The quiet despair of Richard and Juliette is in many ways the true horror of the book—what depths of insanity are you willing to plumb in order to rationalize the loss of your son?

The death of a child is an unthinkable thing: tragic, unnatural, and spiritually draining. Starve Acre goes one step further and examines the fallout of such a loss—the horror of having to live the days, weeks, and months after the fact. Starve Acre sets out to share what it’s like to live this continued existence with its readers, and it does an admirable job; just not without its flaws.
Starve Acre is the name of the house that archeologist Richard Willoughby inherits from his parents. Located in a small rural community in Northern England, it is a quaint and isolated place that his wife Juliette deems suitable for raising their family. They have some trouble integrating with local society at first, but the real descent begins after their young son, Ewan, dies.
The novel opens with the couple having drifted apart weeks after Ewan’s passing. Juliette is devastated and Richard tries to treat his own grief by plunging into several personal projects: an archaeological dig out in their yard, and an attempt to catalog the contents of what used to be his father’s library. Juliette, somehow convinced that Ewan is still present in the house, has been sleeping on a mattress in her son’s room while talking to a son who isn’t there. When she gets a chance to invite an occultist over to the house for a seance, she leaps at the opportunity right away.
For most of the book’s duration, Starve Acre is a slow burn. The story is told non-linearly, as the narrative often jumps back in time when an object or event prompts Richard to recall a memory of Ewan from some time in the past. Layers are slowly peeled apart, both in the flashbacks and the present, as Richard tries to manage his wife’s increasingly erratic behavior and his deep dive into the house’s ignoble history. The plot only finds its steam in the final few pages, when the final truths are uncovered right before the story ends.
This is the weakest aspect of Starve Acre. Most of the story seems like rising action, with creepy events upon creepy events upping the ante and deepening the mystery without much revelation until the point where the floodgates open.

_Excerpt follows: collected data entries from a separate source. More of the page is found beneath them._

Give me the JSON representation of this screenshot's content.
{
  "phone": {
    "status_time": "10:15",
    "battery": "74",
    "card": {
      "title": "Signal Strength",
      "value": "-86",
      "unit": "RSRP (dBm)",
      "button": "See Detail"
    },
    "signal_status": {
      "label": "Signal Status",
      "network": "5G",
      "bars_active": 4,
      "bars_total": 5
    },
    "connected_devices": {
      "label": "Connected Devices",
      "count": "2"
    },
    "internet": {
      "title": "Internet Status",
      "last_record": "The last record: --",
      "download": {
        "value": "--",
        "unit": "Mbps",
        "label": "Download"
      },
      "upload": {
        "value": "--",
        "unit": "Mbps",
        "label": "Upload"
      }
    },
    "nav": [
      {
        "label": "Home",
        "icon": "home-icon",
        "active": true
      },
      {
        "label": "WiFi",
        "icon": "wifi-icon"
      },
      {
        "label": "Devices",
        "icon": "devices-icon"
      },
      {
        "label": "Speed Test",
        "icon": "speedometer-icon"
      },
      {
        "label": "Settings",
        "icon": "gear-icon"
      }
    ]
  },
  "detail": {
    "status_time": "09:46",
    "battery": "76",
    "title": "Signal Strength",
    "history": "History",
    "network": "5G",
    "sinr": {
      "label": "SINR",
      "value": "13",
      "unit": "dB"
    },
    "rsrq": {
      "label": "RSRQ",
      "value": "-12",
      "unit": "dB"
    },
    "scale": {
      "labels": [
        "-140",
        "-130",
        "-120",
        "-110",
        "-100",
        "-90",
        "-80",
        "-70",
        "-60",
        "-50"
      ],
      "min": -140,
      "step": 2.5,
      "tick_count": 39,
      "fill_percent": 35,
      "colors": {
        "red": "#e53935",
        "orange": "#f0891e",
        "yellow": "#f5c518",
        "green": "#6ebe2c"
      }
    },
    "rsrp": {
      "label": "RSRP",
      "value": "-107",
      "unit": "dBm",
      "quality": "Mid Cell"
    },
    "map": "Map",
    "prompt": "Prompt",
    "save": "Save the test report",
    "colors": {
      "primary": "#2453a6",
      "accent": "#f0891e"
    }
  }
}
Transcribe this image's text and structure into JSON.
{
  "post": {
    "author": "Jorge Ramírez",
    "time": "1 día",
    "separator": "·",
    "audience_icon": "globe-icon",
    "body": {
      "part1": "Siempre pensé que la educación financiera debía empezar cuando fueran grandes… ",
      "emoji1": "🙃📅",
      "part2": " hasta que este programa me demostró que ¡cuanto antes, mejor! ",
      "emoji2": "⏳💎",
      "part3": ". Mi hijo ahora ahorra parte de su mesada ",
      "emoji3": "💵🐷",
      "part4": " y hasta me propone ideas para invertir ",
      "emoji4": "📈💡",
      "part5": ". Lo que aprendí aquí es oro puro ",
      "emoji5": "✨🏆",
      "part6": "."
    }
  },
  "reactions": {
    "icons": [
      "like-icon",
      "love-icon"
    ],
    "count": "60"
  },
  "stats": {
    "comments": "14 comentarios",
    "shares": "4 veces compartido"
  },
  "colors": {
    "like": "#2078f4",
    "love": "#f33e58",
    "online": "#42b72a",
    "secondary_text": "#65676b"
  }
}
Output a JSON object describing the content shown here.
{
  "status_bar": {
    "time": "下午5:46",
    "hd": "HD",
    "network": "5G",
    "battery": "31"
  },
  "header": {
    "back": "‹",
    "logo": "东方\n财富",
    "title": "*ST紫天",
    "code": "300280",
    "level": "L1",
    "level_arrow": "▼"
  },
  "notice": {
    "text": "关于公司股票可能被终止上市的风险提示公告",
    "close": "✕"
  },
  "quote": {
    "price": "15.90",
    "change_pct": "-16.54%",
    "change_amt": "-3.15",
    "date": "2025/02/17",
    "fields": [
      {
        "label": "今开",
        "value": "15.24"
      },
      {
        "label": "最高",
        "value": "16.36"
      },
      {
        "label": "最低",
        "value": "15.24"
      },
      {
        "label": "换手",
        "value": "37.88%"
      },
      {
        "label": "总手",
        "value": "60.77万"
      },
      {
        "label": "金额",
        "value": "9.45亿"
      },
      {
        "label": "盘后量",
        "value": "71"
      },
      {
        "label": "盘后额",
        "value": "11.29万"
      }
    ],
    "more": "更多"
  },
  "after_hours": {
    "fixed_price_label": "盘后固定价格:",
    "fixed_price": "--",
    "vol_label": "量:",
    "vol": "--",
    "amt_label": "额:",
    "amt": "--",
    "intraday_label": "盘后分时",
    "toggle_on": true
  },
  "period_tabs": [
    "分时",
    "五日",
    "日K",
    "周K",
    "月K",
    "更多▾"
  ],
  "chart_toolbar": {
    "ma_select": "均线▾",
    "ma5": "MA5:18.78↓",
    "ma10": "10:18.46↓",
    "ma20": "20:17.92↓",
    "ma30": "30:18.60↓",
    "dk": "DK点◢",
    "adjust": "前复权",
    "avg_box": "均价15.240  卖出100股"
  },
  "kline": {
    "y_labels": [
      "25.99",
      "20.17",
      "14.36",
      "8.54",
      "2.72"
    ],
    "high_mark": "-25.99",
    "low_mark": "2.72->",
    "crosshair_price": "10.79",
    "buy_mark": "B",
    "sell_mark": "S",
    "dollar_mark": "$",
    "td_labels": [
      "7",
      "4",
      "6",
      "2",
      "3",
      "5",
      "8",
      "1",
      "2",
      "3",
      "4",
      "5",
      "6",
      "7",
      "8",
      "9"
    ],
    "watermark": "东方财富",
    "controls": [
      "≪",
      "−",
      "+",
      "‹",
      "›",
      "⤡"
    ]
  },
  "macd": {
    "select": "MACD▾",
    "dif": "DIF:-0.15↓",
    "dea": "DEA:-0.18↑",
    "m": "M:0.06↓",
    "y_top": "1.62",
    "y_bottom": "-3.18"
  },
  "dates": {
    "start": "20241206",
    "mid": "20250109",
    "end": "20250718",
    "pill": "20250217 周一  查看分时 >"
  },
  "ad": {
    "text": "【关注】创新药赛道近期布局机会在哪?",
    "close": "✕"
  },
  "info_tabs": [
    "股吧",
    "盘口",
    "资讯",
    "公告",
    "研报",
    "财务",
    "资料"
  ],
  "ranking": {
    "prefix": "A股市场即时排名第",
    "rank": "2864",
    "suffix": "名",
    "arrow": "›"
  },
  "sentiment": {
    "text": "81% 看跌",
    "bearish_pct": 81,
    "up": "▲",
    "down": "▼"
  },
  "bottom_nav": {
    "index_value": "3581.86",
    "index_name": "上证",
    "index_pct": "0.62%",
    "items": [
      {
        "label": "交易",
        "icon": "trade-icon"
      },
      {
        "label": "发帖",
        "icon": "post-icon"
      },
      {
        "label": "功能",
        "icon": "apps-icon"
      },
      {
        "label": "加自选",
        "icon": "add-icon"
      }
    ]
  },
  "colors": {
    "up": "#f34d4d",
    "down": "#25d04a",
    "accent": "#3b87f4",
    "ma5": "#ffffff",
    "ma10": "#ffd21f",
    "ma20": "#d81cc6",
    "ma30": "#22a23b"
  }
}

The ending isn’t much of an ending either—it’s more like a climax without any real resolution.
It can be argued though, that Starve Acre leaves much of the horror (especially the aftermath of what happens in its final pages) to the reader’s imagination. Perhaps that’s a suitable approach for a story with its roots deeply into folk horror and old gods. While the plot might have lacked some structure in the end, the characterization is very well done, and the quiet despair of Richard and Juliette is in many ways the true horror of the book—what depths of insanity are you willing to plumb in order to rationalize the loss of your son?
The plot is fine, but the ideas are fantastic: highly recommended.